Oração à felicidade

03:07 postado por Thiago Terenzi


E ele, por fim, fez de conta ser feliz e, então, foi. Ouviu os pingos de chuva baterem metálicos sobre a superfície que o cobria e sorriu de alegria sincera. Olhou-se em seu próprio olhar negro e viu-se sereno – de uma serenidade sem motivo, de ares perdidos numa quinta-feira errante pela madrugada.

Perdido em meio à noite – que é fria e ingrata –, parecia não temê-la. Ao contrário: fitava-a altivo, como quem experimenta o líquido salgado que é estar-se completo. E estava: não por ter tudo – mas por seu oposto. Sentia-se, o garoto, parte do mundo – e não dono dele. E isso lhe dava uma tranqüilidade serena que umedece os olhos.

E, deitado sobre o colo da própria noite – personificada em carne e osso –, abriu a alma e sorriu. Sentiu-se forte de uma força que lhe era legítima e arriscou-se a sonhar. “A salvação é pelo risco”, ouviu um dia em leituras passadas – e então arriscou-se em ser feliz. E foi. E sentiu o cheiro do colo, que era macio e adocicado e adormeceu.

E então, já adormecido, desejou congelar o instante e chamá-lo de seu – era apenas o que desejava possuir. Abriu os olhos, capturou a áurea do que era ser feliz e guardou-a firme em suas mãos. Firme o bastante para jamais deixá-la escapar. E não deixaria. Ainda embriagado pelo perfume escuro e quente da madrugada, sorriu de seu sorriso mais sincero. Era um sorriso interior, que não se refletia em sua face – ela continuava serena. Era um sorriso que, muito mais que os músculos faciais, contraía a alma.

E era ele de uma felicidade tão sincera e simples, que chegava-lhe a doer o peito. Doía-lhe pelo excesso: a perfeição de estar-se sereno não lhe cabia no corpo humano. Ele, então, gritou-se em um sussurro de libertação e sentiu-se curado. Ninguém pôde ouvi-lo. Mas o grito estava lá. E ele, por instantes, também não pôde ser visto – não em meio ao escuro da madrugada – mas sabia, sem saber como sabia, que também estava ali. E que aquilo, enfim, era a felicidade.

Amém.

5 pessoas disseram. E você?:

  1. JORGE CAPEL disse...

    gente inspirador isso.

    respondendo sua msg, leia sim, foi um dos melhores livros que eu já li por diversão, daqueles que vc nao consegue parar.

    bom fds!

  2. Ligia Carrasco disse...

    "Era um sorriso que, muito mais que os músculos faciais, contraía a alma." Não me pergunte, pois não sei explicar, mas gostei de ler isso um bocado.
    Não sei muito quais palavras dizer, mas gostei. E ah, sobre seu livro do mês, Ana Cristina Cesar é fenomenal.

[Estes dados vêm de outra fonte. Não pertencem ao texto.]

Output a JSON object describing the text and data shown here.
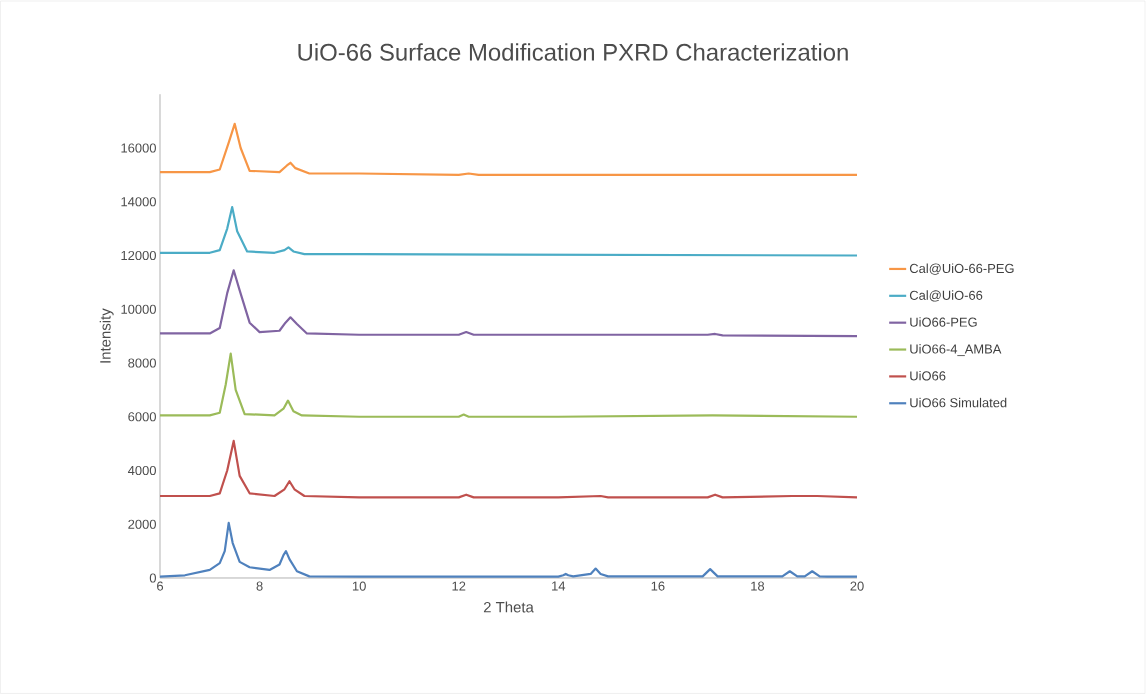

  3. Thiago Cavalcante disse...

    Thiago,
    boa noite, amigo.

    Suas letras, logo no início do seu texto, levaram-me a uma frase de Clarice:

    "Ela acreditava nos anjos. E porque acreditava, eles existiam".

    No decorrer da leitura, pude ver-me em sua escrita. Escrevi algo similar no meu último post 'Menino', talvez, em esferas díspares, mas com alguma coincidência. E alegrou-me essa ligação em caligrafia.

    Eu tinha um certo receio da noite.
    Na verdade, ainda tenho. Não costumo trocar o dia por ela, mas há exceções. Toda regra, eu acho. (?) Risos.

    ...

    Comecei a comentar apoiado em Clarice e termino com outro trecho dela:

    "Mas se eu gritasse uma só vez que fosse, talvez nunca mais pudesse parar. Se eu gritasse ninguém poderia fazer mais nada por mim; enquanto, se eu nunca revelar a minha carência, ninguém se assustará comigo e me ajudarão sem saber; mas só enquanto eu não assustar ninguém por ter saído dos regulamentos. Mas se souberem, assustam-se. Se eu der o grito de alarme de estar viva, em mudez e dureza me arrastarão, pois arrastam os que saem para fora do mundo possível, o ser excepcional é arrastado, o ser gritante".

    ...

    Um grande abraço, Terenzi!

    Amém!

  4. Thiago disse...

    Amém! hahaha adorei isso Thiago! Felicidade assim é boa!

  5. LC disse...

    Nossa que coisa gostosa de ser lida.